Все это нашло свой ответ в вопросе Пойтека.
— Нет! Нет! Нет!
Я поворачиваю выключатель. Все вскакивают со скамей. Все кричат, все потрясают кулаками. Фельнер бледен. В эту минуту он в зале единственный социал-демократ.
Мы единогласно выносим резолюцию: оружием защищать пролетарскую революцию. Оружием, террором, своею кровью!
И вы в самом деле думаете, что рабочие пойдут на фронт? — спрашивает меня Фельнер при выходе из зала.
— Советую вам помолчать, — обрываю я его.
— Это что же — угроза?
— Да.
Я звоню Отто по телефону, но его дома не оказывается — он на собрании металлистов. Час спустя я снова вызываю его и застаю дома.
— Будапештские рабочие берутся за оружие, — говорит он раньше, чем я успеваю слово вымолвить. — Речи Куна и Ландлера…
— Уйпештские рабочие порешили на том же, — прерываю я его.
— Итак, революция одержала победу над социал-демократией!
Отто говорит очень громко, почти кричит и громко при этом смеется. Я чувствую себя вправе сказать ему то, что он неоднократно говорил мне:
— Ты говоришь, словно ребенок.
Отто говорит очень громко, почти кричит, и громко смеется над моими словами.
— За работу, Петр!
На следующий день:
Мобилизация в партии.
Мобилизация в советах.
Мобилизация в профсоюзах.
Мобилизация на каждом заводе, на каждой фабрике.
Все военные припасы реквизированы.
Фабричные трубы извергают клубы черного, тяжелого дыма: на каждом заводе кипит работа на Красную армию.
Трамваи ускорили свой бег. Автомобили бешено носятся по улицам. Все раньше встают и позже отходят ко сну. Кровь быстрее течет в наших жилах.
— К оружию, рабочие! К оружию!
— Железные дороги только для солдат!
На третий день мы провожали отъезжавший на фронт первый Уйпештский рабочий батальон.
Двумя днями позже мы провожали второй батальон.

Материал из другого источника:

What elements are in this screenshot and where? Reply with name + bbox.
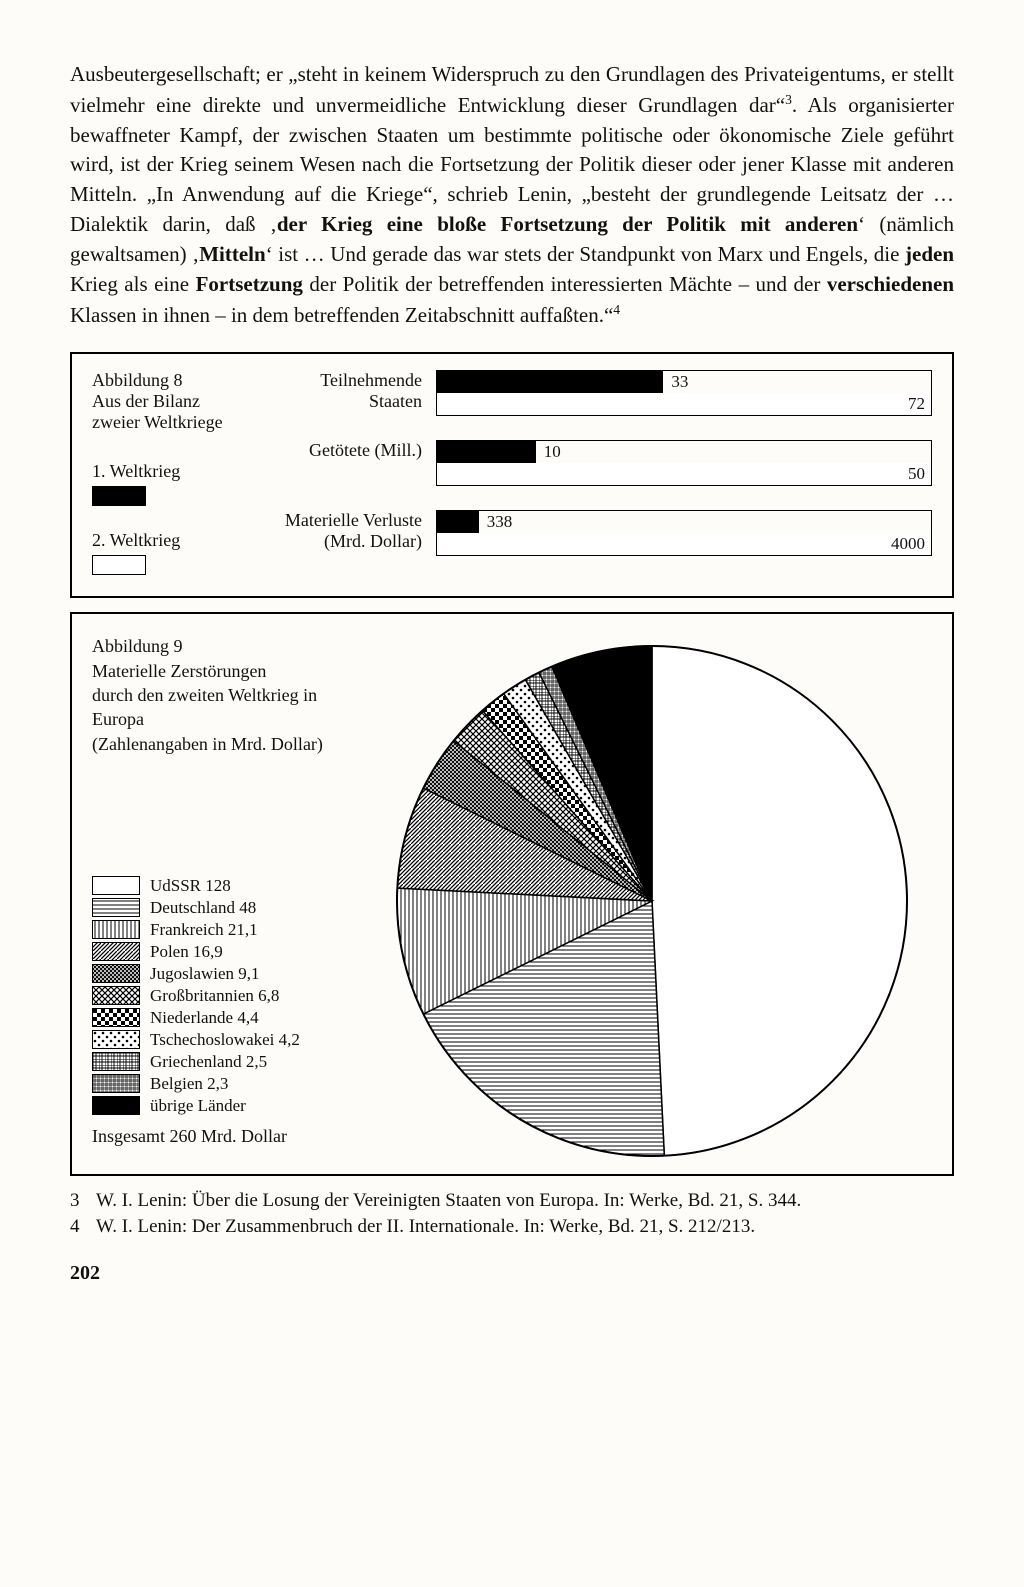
- legend-label: Frankreich 21,1: [150, 920, 258, 940]
- fig8-value: 338: [487, 512, 513, 532]
- legend-swatch: [92, 898, 140, 917]
- fig8-legend1-label: 1. Weltkrieg: [92, 461, 262, 482]
- fig9-legend-row: Belgien 2,3: [92, 1074, 372, 1094]
- fig8-caption-line: zweier Weltkriege: [92, 412, 262, 433]
- figure-9: Abbildung 9 Materielle Zerstörungen durc…: [70, 612, 954, 1176]
- legend-label: Tschechoslowakei 4,2: [150, 1030, 300, 1050]
- fig8-legend1-swatch: [92, 486, 146, 506]
- fig9-legend-row: Griechenland 2,5: [92, 1052, 372, 1072]
- footnote: 4W. I. Lenin: Der Zusammenbruch der II. …: [70, 1216, 954, 1238]
- legend-swatch: [92, 964, 140, 983]
- fig9-legend: UdSSR 128Deutschland 48Frankreich 21,1Po…: [92, 876, 372, 1118]
- legend-label: Belgien 2,3: [150, 1074, 228, 1094]
- legend-swatch: [92, 942, 140, 961]
- fig9-legend-row: übrige Länder: [92, 1096, 372, 1116]
- fig8-legend2-swatch: [92, 555, 146, 575]
- legend-swatch: [92, 1008, 140, 1027]
- footnote-number: 3: [70, 1190, 96, 1212]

Затем отбыл третий. С ним отправился и я.
После прощания с первым батальоном я пошел в Пешт. Попал я как нельзя более кстати: Совнарком производил смотр вооруженным рабочим силам.
На проспекте Андраши бесконечными рядами двигались вооруженные рабочие борцы революции. Старая, грязная, поношенная одежда — и новое оружие.
Новые солдаты не умели еще держать шаг, но их руки уже научились крепко сжимать винтовки. Дворцы проспекта сотрясались от их шага.
Накануне своего отъезда я еще принимал участие в заседании Уйпештского совета.
Продукты, квартиры, одежду, мебель, дрова, короче, — все получают вне очереди семьи красных солдат. В первую очередь продовольствие выдается работникам физического труда, во вторую — работникам умственного труда и лишь затем — буржуазии. Деятельность революционного суда усиливается. Половина членов совета отправляется на фронт.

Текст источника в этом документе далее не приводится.